Tall Guy nods, and I can tell he’s choosing his words carefully. “When people die, they go somewhere, and when your consciousness touches that place and gets yanked back… something changes in your brain. You can see the dead because part of you is still standing in that doorway.”

I’ve spent years feeling like I’m not fully here, like some essential part of me got left behind somewhere along the way.

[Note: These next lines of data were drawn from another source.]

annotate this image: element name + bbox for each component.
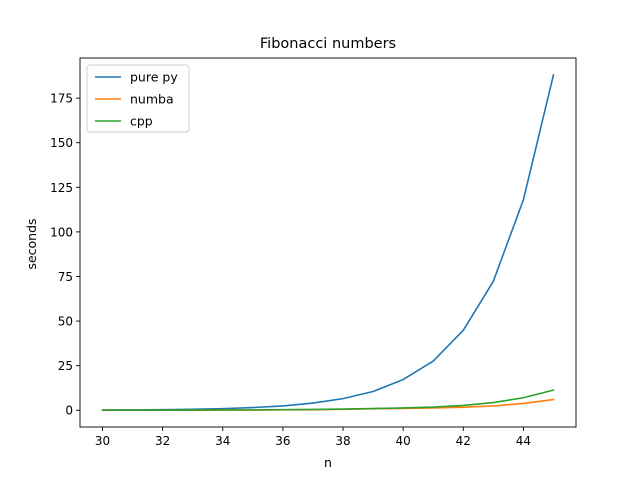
series-line-cpp: [101, 389, 555, 412]
legend: [86, 64, 190, 133]
x-tick-label: 38: [335, 434, 350, 448]
x-tick-label: 34: [215, 434, 230, 448]
x-axis-label: n: [324, 455, 332, 470]
x-tick-label: 32: [155, 434, 170, 448]
axes-frame: [79, 57, 577, 428]
y-axis-label: seconds: [24, 218, 39, 269]
legend-label: pure py: [130, 70, 178, 85]
y-tick-label: 125: [50, 181, 73, 195]
y-tick-label: 75: [58, 270, 73, 284]
legend-label: numba: [130, 92, 174, 107]
y-tick-label: 150: [50, 136, 73, 150]
y-tick-label: 0: [65, 404, 73, 418]
y-tick-label: 25: [58, 359, 73, 373]
legend-label: cpp: [130, 114, 153, 129]
x-tick-label: 30: [95, 434, 110, 448]
x-tick-label: 40: [396, 434, 411, 448]
y-tick-label: 100: [50, 225, 73, 239]
plot-area: 30 32 34 36 38 40 42 44 0 25 50 75 100 125 150 175 pure …: [50, 57, 577, 448]
x-tick-label: 42: [456, 434, 471, 448]
chart-title: Fibonacci numbers: [260, 36, 396, 52]
x-tick-label: 44: [516, 434, 531, 448]
y-tick-label: 175: [50, 92, 73, 106]
x-tick-label: 36: [275, 434, 290, 448]
y-tick-label: 50: [58, 315, 73, 329]
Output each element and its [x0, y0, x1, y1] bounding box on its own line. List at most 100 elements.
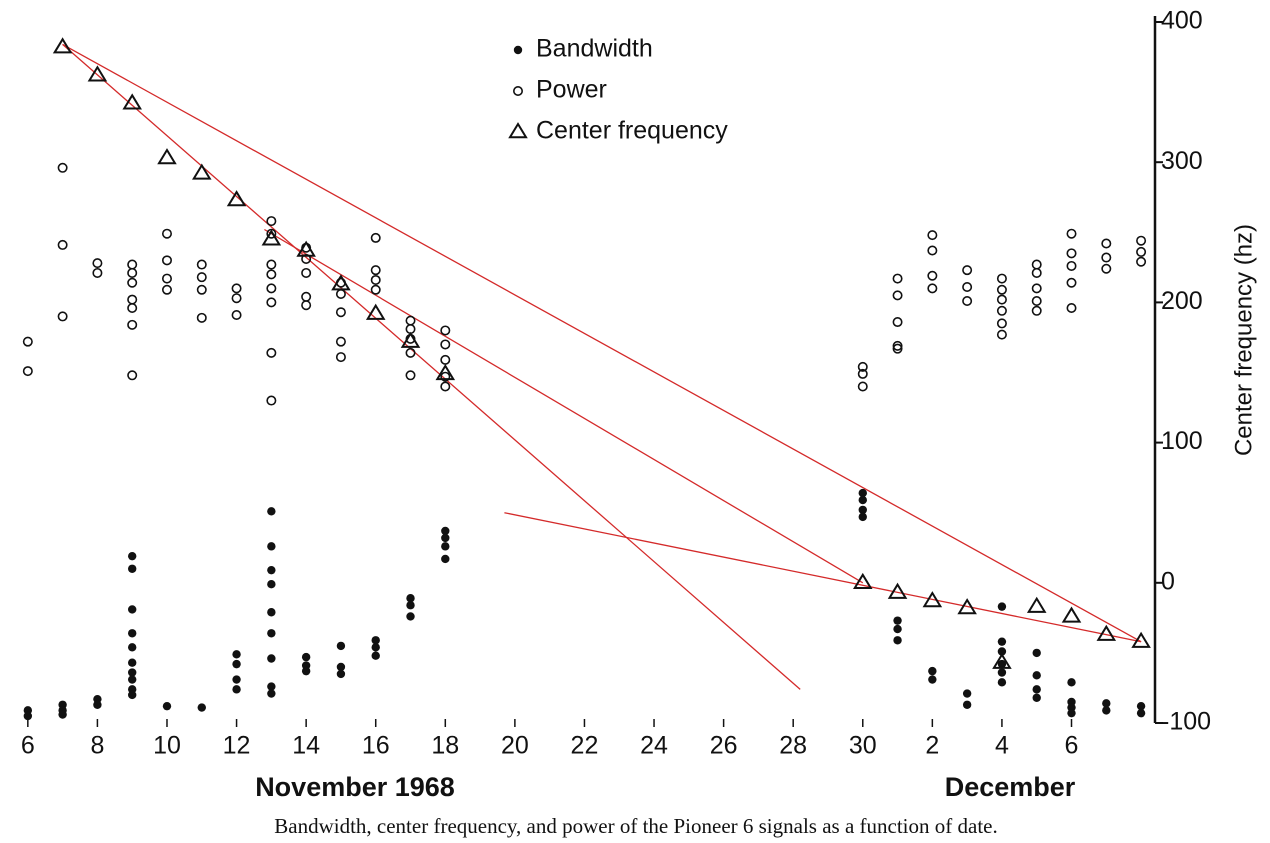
data-point	[336, 641, 346, 651]
data-point	[996, 294, 1007, 305]
data-point	[1032, 648, 1041, 658]
legend-label: Bandwidth	[536, 35, 653, 63]
data-point	[1032, 685, 1041, 694]
data-point	[335, 288, 346, 299]
data-point	[441, 554, 450, 564]
data-point	[405, 315, 416, 326]
data-point	[1067, 678, 1076, 687]
data-point	[440, 325, 451, 336]
data-point	[197, 703, 206, 712]
data-point	[1101, 238, 1112, 249]
data-point	[892, 340, 903, 351]
data-point	[892, 273, 903, 284]
legend-marker	[513, 45, 523, 55]
x-tick-label: 30	[849, 732, 877, 760]
data-point	[267, 682, 276, 691]
data-point	[1102, 706, 1111, 715]
data-point	[127, 629, 137, 638]
data-point	[127, 658, 137, 667]
x-tick-label: 18	[431, 732, 459, 760]
x-tick-label: 10	[153, 732, 181, 760]
data-point	[852, 572, 873, 589]
y-tick-label: 0	[1161, 567, 1175, 595]
x-tick-label: 6	[1065, 732, 1079, 760]
legend-marker	[508, 122, 528, 139]
trend-line	[504, 512, 1142, 643]
data-point	[93, 700, 102, 709]
data-point	[127, 564, 137, 573]
data-point	[127, 551, 137, 561]
data-point	[127, 605, 137, 614]
data-point	[435, 363, 456, 381]
data-point	[1067, 708, 1076, 718]
data-point	[893, 636, 902, 645]
data-point	[1131, 631, 1151, 648]
data-point	[92, 267, 103, 278]
data-point	[922, 591, 943, 608]
data-point	[127, 668, 137, 677]
data-point	[231, 310, 242, 321]
data-point	[22, 366, 33, 377]
data-point	[996, 318, 1007, 329]
data-point	[893, 624, 902, 634]
data-point	[406, 601, 415, 610]
data-point	[1136, 708, 1146, 718]
data-point	[927, 230, 938, 241]
data-point	[957, 598, 977, 615]
data-point	[962, 689, 972, 698]
data-point	[996, 273, 1007, 284]
data-point	[1032, 671, 1041, 680]
data-point	[405, 370, 416, 381]
data-point	[962, 700, 972, 709]
data-point	[892, 317, 903, 328]
data-point	[371, 643, 380, 652]
data-point	[893, 616, 902, 625]
data-point	[127, 277, 138, 288]
data-point	[266, 259, 277, 270]
data-point	[1032, 693, 1041, 702]
data-point	[267, 654, 276, 663]
x-tick-label: 26	[710, 732, 738, 760]
data-point	[1136, 235, 1147, 246]
data-point	[226, 190, 247, 207]
data-point	[196, 312, 207, 323]
trend-line	[62, 43, 1142, 643]
data-point	[162, 701, 172, 711]
data-point	[301, 652, 311, 662]
data-point	[1066, 260, 1077, 271]
data-point	[441, 533, 450, 543]
data-point	[127, 267, 138, 278]
data-point	[23, 711, 33, 721]
data-point	[1101, 252, 1112, 263]
data-point	[22, 336, 33, 347]
data-point	[1136, 701, 1146, 711]
data-point	[370, 284, 381, 295]
x-tick-label: 4	[995, 732, 1009, 760]
data-point	[997, 637, 1007, 646]
trend-line	[62, 43, 801, 690]
data-point	[997, 659, 1007, 669]
data-point	[335, 336, 346, 347]
data-point	[1031, 305, 1042, 316]
data-point	[370, 274, 381, 285]
data-point	[335, 307, 346, 318]
y-tick-label: 400	[1161, 7, 1203, 35]
data-point	[997, 602, 1007, 611]
data-point	[441, 526, 450, 536]
data-point	[127, 675, 137, 684]
data-point	[370, 265, 381, 276]
data-point	[1066, 228, 1077, 239]
data-point	[232, 675, 241, 684]
data-point	[301, 267, 312, 278]
x-axis-label: November 1968	[255, 772, 455, 802]
data-point	[301, 291, 312, 302]
data-point	[127, 294, 138, 305]
data-point	[331, 274, 351, 291]
caption: Bandwidth, center frequency, and power o…	[274, 814, 998, 838]
data-point	[887, 582, 908, 599]
data-point	[232, 650, 241, 659]
data-point	[267, 689, 276, 698]
x-tick-label: 16	[362, 732, 390, 760]
data-point	[127, 370, 138, 381]
data-point	[196, 272, 207, 283]
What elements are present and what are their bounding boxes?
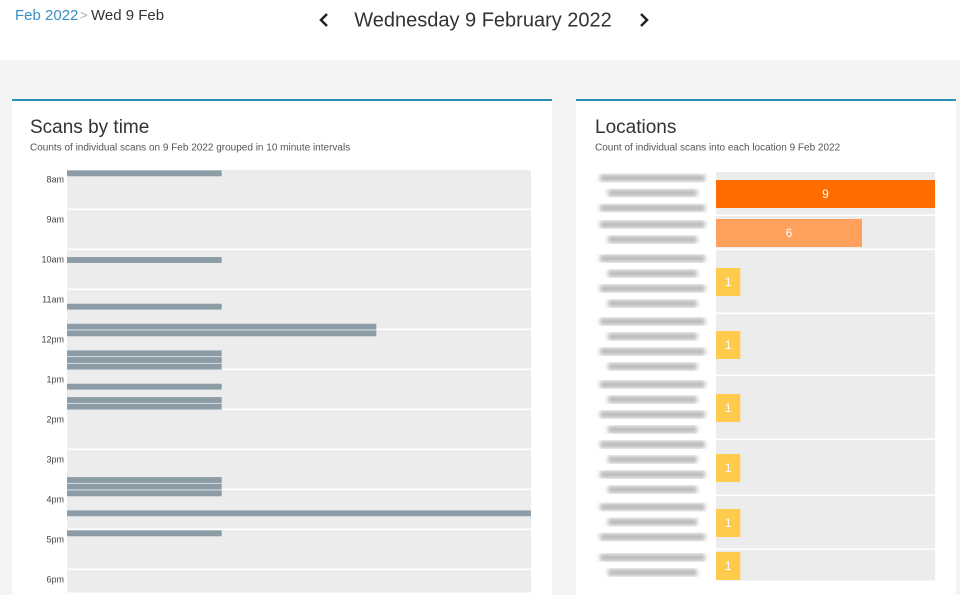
- bar: [67, 477, 222, 483]
- blurred-label: [608, 189, 697, 197]
- row-band: [716, 440, 935, 495]
- bar: [67, 483, 222, 490]
- row-band: [716, 496, 935, 549]
- blurred-label: [600, 221, 705, 228]
- bar: [716, 454, 741, 482]
- blurred-label: [608, 363, 697, 370]
- grid-band: [67, 170, 531, 209]
- blurred-label: [600, 381, 705, 388]
- y-tick-label: 3pm: [46, 454, 64, 464]
- y-tick-label: 9am: [46, 214, 64, 224]
- breadcrumb-link[interactable]: Feb 2022: [15, 7, 78, 24]
- value-label: 6: [786, 226, 793, 240]
- blurred-label: [600, 503, 705, 511]
- bar: [67, 383, 222, 390]
- blurred-label: [600, 318, 705, 325]
- value-label: 1: [725, 338, 732, 352]
- bar: [716, 509, 741, 537]
- blurred-label: [600, 471, 705, 478]
- bar: [67, 323, 377, 330]
- blurred-label: [608, 300, 697, 307]
- row-band: [716, 250, 935, 313]
- y-tick-label: 1pm: [46, 374, 64, 384]
- row-band: [716, 314, 935, 375]
- y-tick-label: 5pm: [46, 534, 64, 544]
- blurred-label: [608, 569, 697, 576]
- grid-band: [67, 250, 531, 289]
- blurred-label: [600, 554, 705, 561]
- blurred-label: [600, 204, 705, 212]
- grid-band: [67, 530, 531, 569]
- bar: [67, 257, 222, 263]
- bar: [716, 552, 741, 580]
- panel-border: [12, 99, 552, 101]
- blurred-label: [600, 441, 705, 448]
- bar: [67, 357, 222, 363]
- blurred-label: [600, 411, 705, 418]
- bar: [716, 180, 935, 208]
- bar: [67, 170, 222, 177]
- y-tick-label: 12pm: [41, 334, 64, 344]
- blurred-label: [608, 426, 697, 433]
- bar: [716, 394, 741, 422]
- bar: [67, 350, 222, 357]
- chart-subtitle: Counts of individual scans on 9 Feb 2022…: [30, 143, 350, 154]
- value-label: 1: [725, 516, 732, 530]
- grid-band: [67, 570, 531, 593]
- blurred-label: [608, 333, 697, 340]
- bar: [67, 530, 222, 537]
- bar: [67, 363, 222, 370]
- bar: [67, 397, 222, 403]
- y-tick-label: 6pm: [46, 574, 64, 584]
- blurred-label: [600, 255, 705, 262]
- y-tick-label: 4pm: [46, 494, 64, 504]
- bar: [716, 268, 741, 296]
- prev-day[interactable]: [319, 13, 328, 27]
- next-day[interactable]: [640, 13, 649, 27]
- y-tick-label: 8am: [46, 174, 64, 184]
- chart-title: Scans by time: [30, 117, 149, 138]
- y-tick-label: 10am: [41, 254, 64, 264]
- bar: [67, 490, 222, 497]
- blurred-label: [600, 285, 705, 292]
- blurred-label: [608, 396, 697, 403]
- bar: [67, 303, 222, 310]
- breadcrumb-separator: >: [80, 7, 88, 22]
- breadcrumb-current: Wed 9 Feb: [91, 7, 164, 24]
- blurred-label: [608, 270, 697, 277]
- blurred-label: [600, 174, 705, 182]
- value-label: 1: [725, 401, 732, 415]
- scans-chart: 8am 9am 10am 11am 12pm 1pm 2pm 3pm 4pm 5pm 6pm: [41, 170, 531, 593]
- bar: [67, 330, 377, 337]
- value-label: 1: [725, 559, 732, 573]
- grid-band: [67, 410, 531, 449]
- value-label: 1: [725, 275, 732, 289]
- bar: [67, 510, 531, 517]
- row-band: [716, 550, 935, 581]
- blurred-label: [608, 236, 697, 243]
- y-tick-label: 11am: [42, 294, 64, 304]
- blurred-label: [608, 518, 697, 526]
- chart-title: Locations: [595, 117, 676, 138]
- y-tick-label: 2pm: [46, 414, 64, 424]
- blurred-label: [608, 486, 697, 493]
- chart-subtitle: Count of individual scans into each loca…: [595, 143, 841, 154]
- blurred-label: [600, 533, 705, 541]
- page-title: Wednesday 9 February 2022: [354, 9, 612, 31]
- bar: [67, 403, 222, 410]
- row-band: [716, 376, 935, 439]
- grid-band: [67, 490, 531, 529]
- value-label: 1: [725, 461, 732, 475]
- grid-band: [67, 210, 531, 249]
- locations-chart: 9 6 1 1 1 1 1 1: [600, 172, 935, 581]
- bar: [716, 219, 862, 247]
- panel-border: [576, 99, 956, 101]
- blurred-label: [600, 348, 705, 355]
- bar: [716, 331, 741, 359]
- blurred-label: [608, 456, 697, 463]
- value-label: 9: [822, 187, 829, 201]
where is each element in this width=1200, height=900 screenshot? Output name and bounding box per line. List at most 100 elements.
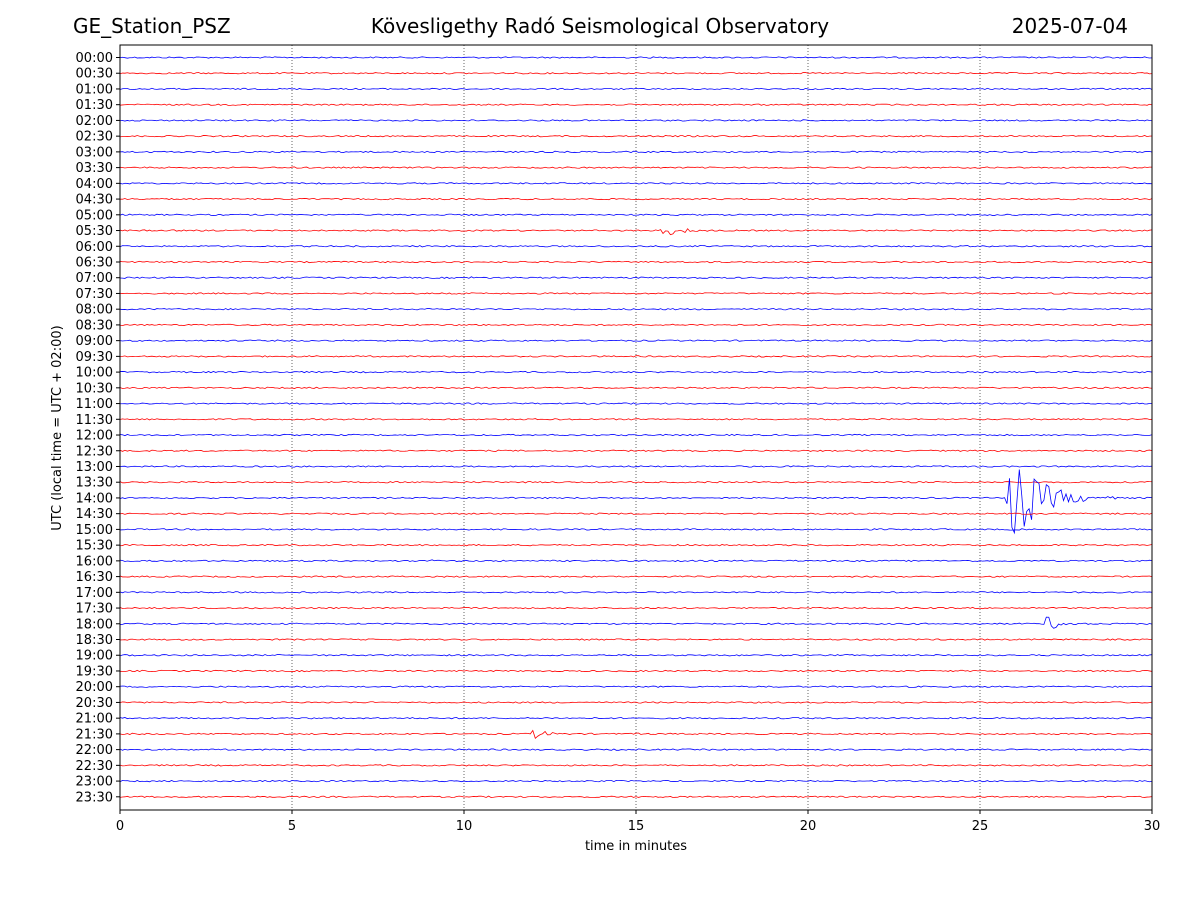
y-tick-label: 10:00 <box>76 366 113 381</box>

Maybe it did.

But that still doesn’t make sense. “If that’s all it took, why has it taken me five years to see a ghost?”

“Your brain was protecting you,” he says, and there’s something almost apologetic in his tone. “It happens to a lot of us. I started seeing them immediately, but I know a guy who didn’t start seeing them until ten years after he was revived. The human mind is good at rationalizing things away. Your brain found ways to explain what you were sensing without forcing you to confront it.”

So he died, too. Tons of questions rush to my tongue all at once, but I can’t ask any of them. That’s the kind of thing you can’t ask a stranger, no matter how curious you are.

“Donny has done brain scans on people like us,” he says. “There are structures in our brains that don’t show up in normal brains. The trauma of dying and coming back rewires a person. You’ll always be able to see them.”

The parking lot blurs at the edges. If I had a rewards card for traumatic experiences, I’d have enough points for a free sandwich by now. “Am I going to see more of them?”

“You’ll get used to it.”

“Will I really?”

He scrunches his face, which is answer enough.

I pull Dad’s jacket tighter around me, imagining he’s here, hugging me. “Do these things just show up randomly? Could one try to kill me again tomorrow?”

“It’s possible,” he says, and my stomach drops. “But there are things you can do to defend yourself. Salt is your easiest weapon. Iron also repels them. There are more technicalities, but that should get you out of a pinch.”

I’ll add them both to my shopping list right next to dog food and cheap shampoo. The second I’m done here, I’m walking into that Walmart and buying the biggest bag of salt they have.